NPR Shouldn’t Exist But I’m Glad It Does
Many of us who have philosophical objections to public radio nonetheless like the results.
I enjoy having a radio station that isn’t devoted to shouting matches or extremely partisan and that isn’t littered with obnoxious commercials. I enjoy the level, sober reporting and analysis you get at NPR. I realize all of this is made possible by tax dollars, but a big part of me doesn’t care.
The arguments against state-run media are good ones, but I worry that we’d lose a very good source of news if we got rid of NPR.
I don’t listen to NPR as much as I used to, having replaced much of my radio listening with Sirius NFL Radio. But I agree that, despite a leftist bent on some issues, it takes a very thoughtful and unique approach to news. Even Diane Rehm, who I find generally grating, manages to secure some excellent guests and manage thoughtful conversations with them despite her annoying and simplistic editorializing.

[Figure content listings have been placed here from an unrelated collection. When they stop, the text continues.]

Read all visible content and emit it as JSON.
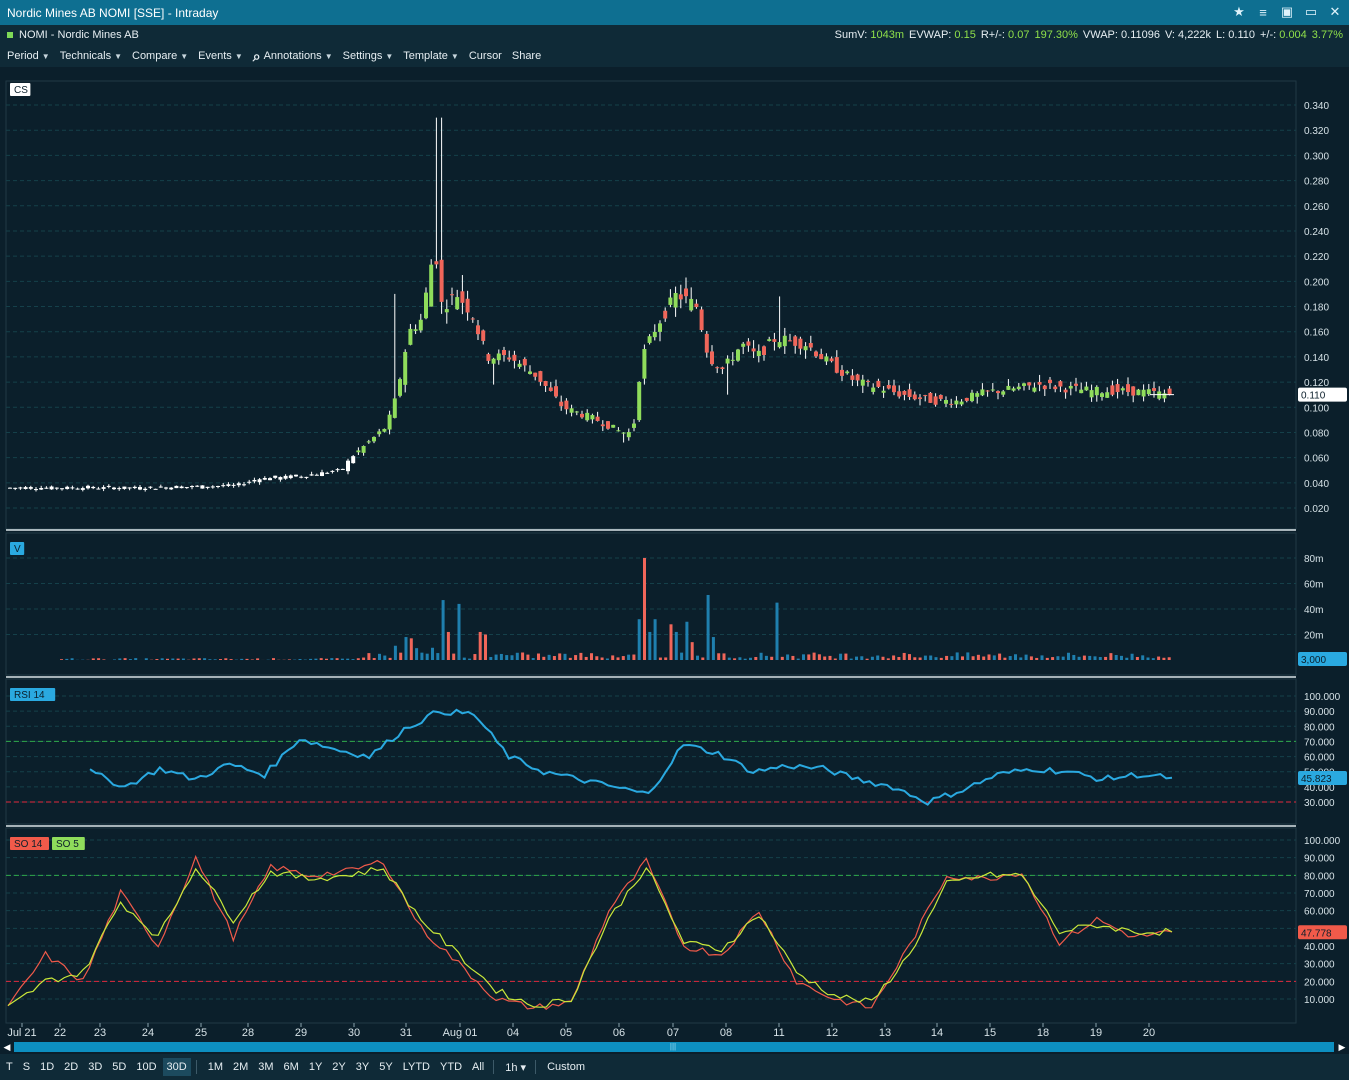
{
  "window": {
    "title": "Nordic Mines AB NOMI [SSE] - Intraday"
  },
  "info": {
    "symbol": "NOMI - Nordic Mines AB",
    "stats": [
      {
        "label": "SumV:",
        "value": "1043m"
      },
      {
        "label": "EVWAP:",
        "value": "0.15"
      },
      {
        "label": "R+/-:",
        "value": "0.07"
      },
      {
        "label": "",
        "value": "197.30%"
      },
      {
        "label": "VWAP:",
        "value": "0.11096"
      },
      {
        "label": "V:",
        "value": "4,222k"
      },
      {
        "label": "L:",
        "value": "0.110"
      },
      {
        "label": "+/-:",
        "value": "0.004"
      },
      {
        "label": "",
        "value": "3.77%"
      }
    ],
    "positive_color": "#8fe04a"
  },
  "menu": {
    "items": [
      {
        "label": "Period",
        "dropdown": true
      },
      {
        "label": "Technicals",
        "dropdown": true
      },
      {
        "label": "Compare",
        "dropdown": true
      },
      {
        "label": "Events",
        "dropdown": true
      },
      {
        "label": "Annotations",
        "dropdown": true,
        "icon": "search-icon"
      },
      {
        "label": "Settings",
        "dropdown": true
      },
      {
        "label": "Template",
        "dropdown": true
      },
      {
        "label": "Cursor",
        "dropdown": false
      },
      {
        "label": "Share",
        "dropdown": false
      }
    ]
  },
  "panels": {
    "price": {
      "tag": "CS",
      "last_value": "0.110",
      "yticks": [
        "0.020",
        "0.040",
        "0.060",
        "0.080",
        "0.100",
        "0.120",
        "0.140",
        "0.160",
        "0.180",
        "0.200",
        "0.220",
        "0.240",
        "0.260",
        "0.280",
        "0.300",
        "0.320",
        "0.340"
      ]
    },
    "volume": {
      "tag": "V",
      "last_value": "3,000",
      "yticks": [
        "20m",
        "40m",
        "60m",
        "80m"
      ]
    },
    "rsi": {
      "tag": "RSI 14",
      "last_value": "45.823",
      "yticks": [
        "30.000",
        "40.000",
        "50.000",
        "60.000",
        "70.000",
        "80.000",
        "90.000",
        "100.000"
      ]
    },
    "so": {
      "tag1": "SO 14",
      "tag2": "SO 5",
      "last_value": "47.778",
      "yticks": [
        "10.000",
        "20.000",
        "30.000",
        "40.000",
        "50.000",
        "60.000",
        "70.000",
        "80.000",
        "90.000",
        "100.000"
      ]
    }
  },
  "xaxis": {
    "labels": [
      "Jul 21",
      "22",
      "23",
      "24",
      "25",
      "28",
      "29",
      "30",
      "31",
      "Aug 01",
      "04",
      "05",
      "06",
      "07",
      "08",
      "11",
      "12",
      "13",
      "14",
      "15",
      "18",
      "19",
      "20"
    ]
  },
  "bottom": {
    "periods": [
      "T",
      "S",
      "1D",
      "2D",
      "3D",
      "5D",
      "10D",
      "30D"
    ],
    "selected_period": "30D",
    "ranges": [
      "1M",
      "2M",
      "3M",
      "6M",
      "1Y",
      "2Y",
      "3Y",
      "5Y",
      "LYTD",
      "YTD",
      "All"
    ],
    "interval": "1h",
    "custom": "Custom"
  },
  "colors": {
    "up": "#8fdc5b",
    "down": "#f0665a",
    "rsi_line": "#2aa9e0",
    "so14_line": "#f05a4a",
    "so5_line": "#c9e83a",
    "vol_up": "#1f7fae",
    "vol_down": "#f0665a"
  },
  "chart_data": {
    "type": "line",
    "title": "",
    "price_path": [
      {
        "d": "Jul 21",
        "v": 0.036
      },
      {
        "d": "22",
        "v": 0.036
      },
      {
        "d": "23",
        "v": 0.036
      },
      {
        "d": "24",
        "v": 0.036
      },
      {
        "d": "25",
        "v": 0.037
      },
      {
        "d": "28",
        "v": 0.04
      },
      {
        "d": "29",
        "v": 0.045
      },
      {
        "d": "30",
        "v": 0.06
      },
      {
        "d": "31",
        "v": 0.11
      },
      {
        "d": "31b",
        "v": 0.17
      },
      {
        "d": "Aug 01",
        "v": 0.19
      },
      {
        "d": "04",
        "v": 0.14
      },
      {
        "d": "05",
        "v": 0.1
      },
      {
        "d": "06",
        "v": 0.08
      },
      {
        "d": "06b",
        "v": 0.14
      },
      {
        "d": "07",
        "v": 0.19
      },
      {
        "d": "08",
        "v": 0.13
      },
      {
        "d": "08b",
        "v": 0.15
      },
      {
        "d": "11",
        "v": 0.155
      },
      {
        "d": "12",
        "v": 0.13
      },
      {
        "d": "13",
        "v": 0.115
      },
      {
        "d": "14",
        "v": 0.105
      },
      {
        "d": "15",
        "v": 0.115
      },
      {
        "d": "18",
        "v": 0.118
      },
      {
        "d": "19",
        "v": 0.113
      },
      {
        "d": "20",
        "v": 0.11
      }
    ],
    "rsi_path": [
      50,
      40,
      52,
      45,
      55,
      48,
      72,
      65,
      60,
      78,
      90,
      88,
      60,
      50,
      45,
      40,
      35,
      68,
      62,
      50,
      54,
      52,
      45,
      40,
      30,
      38,
      48,
      52,
      50,
      45,
      48,
      46
    ],
    "so14_path": [
      5,
      35,
      20,
      70,
      40,
      90,
      45,
      85,
      80,
      82,
      88,
      50,
      30,
      10,
      5,
      8,
      60,
      88,
      40,
      35,
      60,
      20,
      10,
      5,
      40,
      80,
      78,
      82,
      42,
      55,
      45,
      48
    ],
    "so5_path": [
      5,
      20,
      25,
      65,
      45,
      85,
      55,
      82,
      78,
      80,
      84,
      55,
      35,
      15,
      6,
      10,
      55,
      85,
      42,
      38,
      58,
      25,
      12,
      8,
      35,
      75,
      80,
      80,
      48,
      52,
      48,
      48
    ]
  }
}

Still, I have philosophical objections to the public funding that goes to it. (Although, contra Miller, it’s not “taxpayer funded” but merely “taxpayer supported.” Most of the money comes from corporate sponsors and viewers like you.) Not only do I not think the government should be in the news production business in competition with private enterprises, NPR and its public broadcasting cousins are cases where money is taken from the masses to subsidize the elites.
From time to time, there are moves to kill these subsidies but, because the costs are trivial and the supporters are well connected, they go nowhere. And, as far as government’s acting against my philosophy goes, this is a minor infraction, indeed. So I’ll listen to NPR so long as it’s around in its present format. And, if by some happenstance the “kill the subsidy” forces win, I’ll support private means of supplanting the government portion through subscription, advertising, or whathaveyou.